Badamai Law Journal
Vol 9, No 2 (2024)

Pernyataan Dampak Korban (Victim Impact Statement) Dalam Tindak Pidana Kekerasan Seksual

Diprina, Aulia Pasca (Unknown)



Article Info

Publish Date
09 Sep 2024

Abstract

Dalam sistem peradilan pidana di Indonesia perlindungan hukum masih banyak memberikan porsi besar kepada pelaku kejahatan. Korban tindak pidana seringkali menghadapi tantangan besar dalam mendapatkan perlindungan hukum sehingga korban merasa tidak didengar atau diabaikan dalam proses hukum. Dalam ruang lingkup kekerasan seksual di indonesia, pada Undang-Undang Nomor 12 Tahun 2022 Tentang Tindak Pidana Kekerasan Seksual korban tidak memiliki hak untuk menyampaikan tentang dampak atau akibat dari tindak pidana kekerasan seksual yang mereka alami. Pernyataan Dampak Korban (Victim Impact Statement) dapat menjadi suatu instrumen penting untuk menyampaikan secara jelas dan rinci mengenai dampak kekerasan seksual yang mereka alami. Dari hasil penelitian dan pembahasan terhadap permasalahan yang diangkat setidaknya dapat ditarik kesimpulan bahwa urgensi Pernyataan Dampak Korban (Victim Impact Statement) sebagai hak bagi korban tindak pidana kekerasan seksual dapat dilihat berdasarkan untuk pengakuan terhadap hak dan martabat korban, memperbaiki keseimbangan dalam proses hukum, mendorong proses pemulihan korban, meningkatkan perlindungan hukum terhadap korban, dan pencegahan reviktimisasi.
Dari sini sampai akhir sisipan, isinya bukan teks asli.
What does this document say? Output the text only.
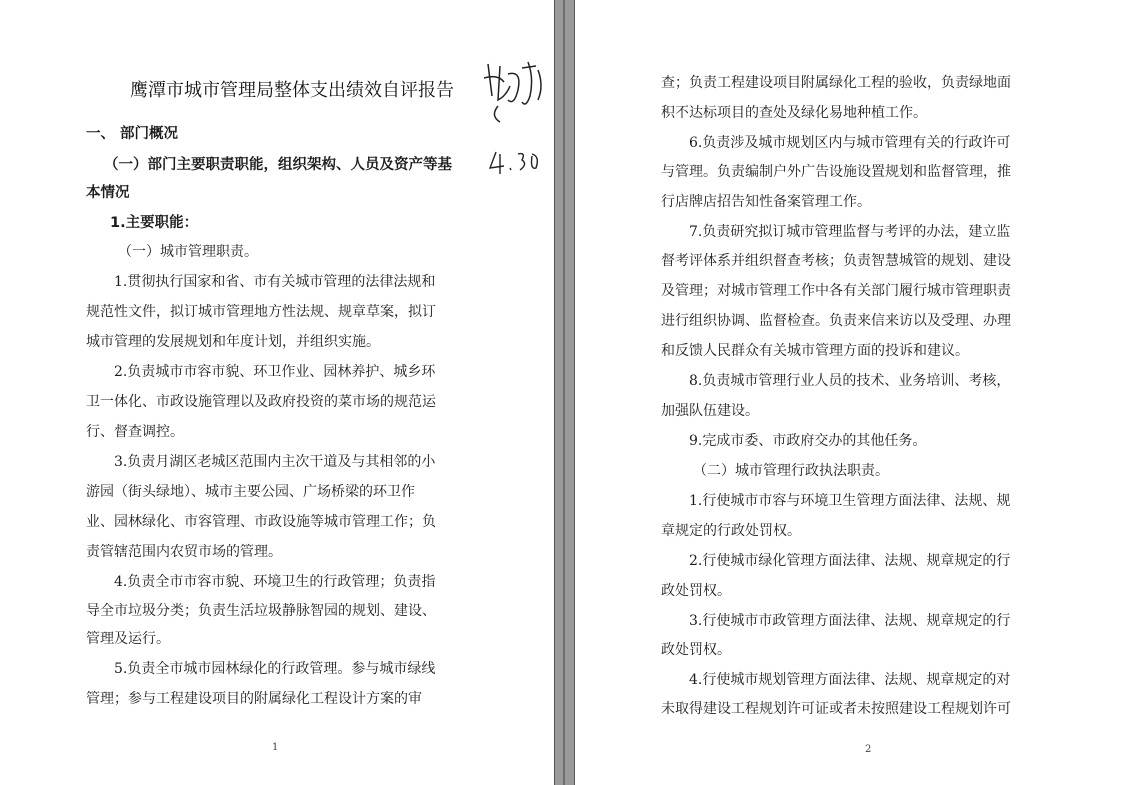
鹰潭市城市管理局整体支出绩效自评报告
4.30
一、 部门概况
（一）部门主要职责职能，组织架构、人员及资产等基
本情况
1.主要职能：
（一）城市管理职责。
1.贯彻执行国家和省、市有关城市管理的法律法规和
规范性文件，拟订城市管理地方性法规、规章草案，拟订
城市管理的发展规划和年度计划，并组织实施。
2.负责城市市容市貌、环卫作业、园林养护、城乡环
卫一体化、市政设施管理以及政府投资的菜市场的规范运
行、督查调控。
3.负责月湖区老城区范围内主次干道及与其相邻的小
游园（街头绿地）、城市主要公园、广场桥梁的环卫作
业、园林绿化、市容管理、市政设施等城市管理工作；负
责管辖范围内农贸市场的管理。
4.负责全市市容市貌、环境卫生的行政管理；负责指
导全市垃圾分类；负责生活垃圾静脉智园的规划、建设、
管理及运行。
5.负责全市城市园林绿化的行政管理。参与城市绿线
管理；参与工程建设项目的附属绿化工程设计方案的审
1
查；负责工程建设项目附属绿化工程的验收，负责绿地面
积不达标项目的查处及绿化易地种植工作。
6.负责涉及城市规划区内与城市管理有关的行政许可
与管理。负责编制户外广告设施设置规划和监督管理，推
行店牌店招告知性备案管理工作。
7.负责研究拟订城市管理监督与考评的办法，建立监
督考评体系并组织督查考核；负责智慧城管的规划、建设
及管理；对城市管理工作中各有关部门履行城市管理职责
进行组织协调、监督检查。负责来信来访以及受理、办理
和反馈人民群众有关城市管理方面的投诉和建议。
8.负责城市管理行业人员的技术、业务培训、考核，
加强队伍建设。
9.完成市委、市政府交办的其他任务。
（二）城市管理行政执法职责。
1.行使城市市容与环境卫生管理方面法律、法规、规
章规定的行政处罚权。
2.行使城市绿化管理方面法律、法规、规章规定的行
政处罚权。
3.行使城市市政管理方面法律、法规、规章规定的行
政处罚权。
4.行使城市规划管理方面法律、法规、规章规定的对
未取得建设工程规划许可证或者未按照建设工程规划许可
2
Selain itu, pasal 67 ayat (2) Undang-Undang Nomor 12 Tahun 2022 Tentang Tindak Pidana Kekerasan Seksual dapat diimplementasikan oleh Pernyataan Dampak Korban (Victim Impact Statement) karena dengan adanya pernyataan oleh korban terhadap dampak kekerasan seksual yang mereka alami nantinya dapat membantu mengidentifikasi dan mengartikulasikan kebutuhan korban secara spesifik. Dengan mendengarkan pernyataan dampak korban, pihak yang berwenang dapat merespons kebutuhan korban dengan tepat berdasarkan kondisi dan kebutuhan nyata korban. Kemudian pernyataan dampak korban juga selaras dengan asas penghargaan atas harkat dan martabat manusia, nondiskriminasi, kepentingan terbaik bagi korban, keadilan, kemanfaatan, dan kepastian hukum yang tercantum pada Pasal 2 Undang-Undang Nomor 12 Tahun 2022 Tentang Tindak Pidana Kekerasan Seksual.